These two conflicting philosophies are on display now as Gov. Romney and President Obama wrestle for the presidency in the next election.
The original design of the framers suffered what may yet become a fatal blow with the passage of the 17th Amendment. Before 1913, each state legislature named its senators, and the U.S. Senate was a check and balance on the publicly elected House of Representatives and the Executive Branch. The amendment, requiring direct election of senators, locked out the states altogether from any participation in the federal government.

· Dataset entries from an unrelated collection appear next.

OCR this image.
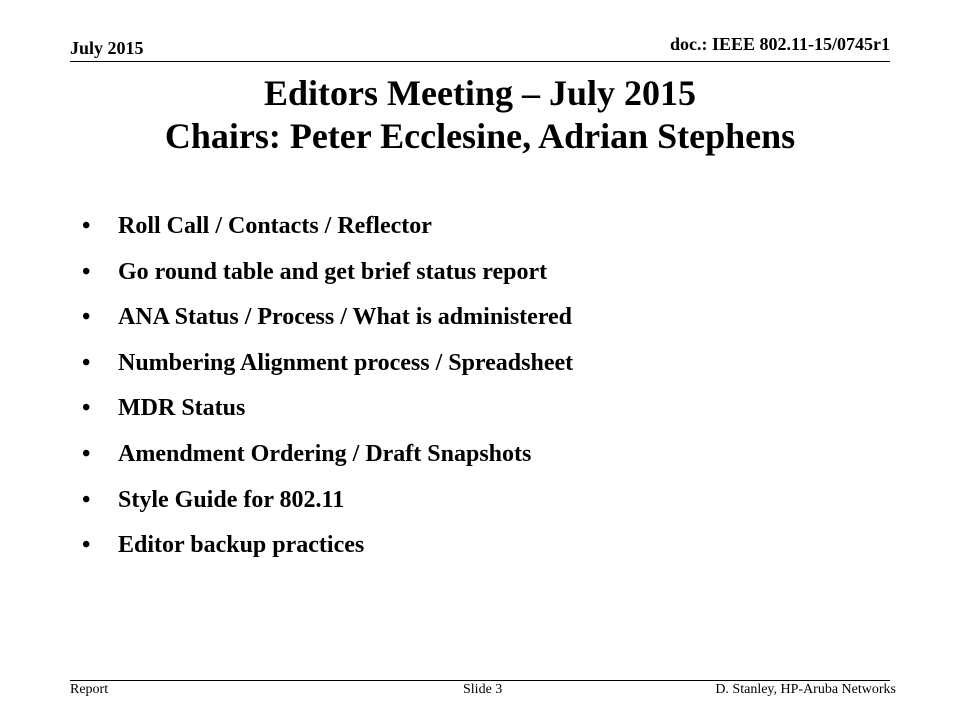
July 2015	doc.: IEEE 802.11-15/0745r1
Editors Meeting – July 2015
Chairs: Peter Ecclesine, Adrian Stephens
• Roll Call / Contacts / Reflector
• Go round table and get brief status report
• ANA Status / Process / What is administered
• Numbering Alignment process / Spreadsheet
• MDR Status
• Amendment Ordering / Draft Snapshots
• Style Guide for 802.11
• Editor backup practices
Report	Slide 3	D. Stanley, HP-Aruba Networks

Imagine what effect repeal of the 17th Amendment would have on current issues. Senators chosen by, and accountable to, state legislatures would have to approve all treaties; would have to confirm all presidential appointments; would have to approve all legislation and judge all matters of impeachment. State participation in the new, national government was essential in the framer's design. The only participation states now have is to accept funding from the national government, along with all the strings that are attached. States have become puppets of the national government, with limited and decreasing power. The nation is embracing the Thomas Hobbes philosophy and turning its back on the John Locke philosophy, which made America the greatest nation in the history of civilization.
The election scheduled for Nov. 6 may be the last opportunity to rid the nation's leadership of the Hobbes/Rousseau/Marx philosophy that has dominated the federal government for nearly a century. It may be the last opportunity to return to the John Locke philosophy, which undergirds our Declaration of Independence and our Constitution. It may be the last hope of ever restoring our Constitution as it was originally designed.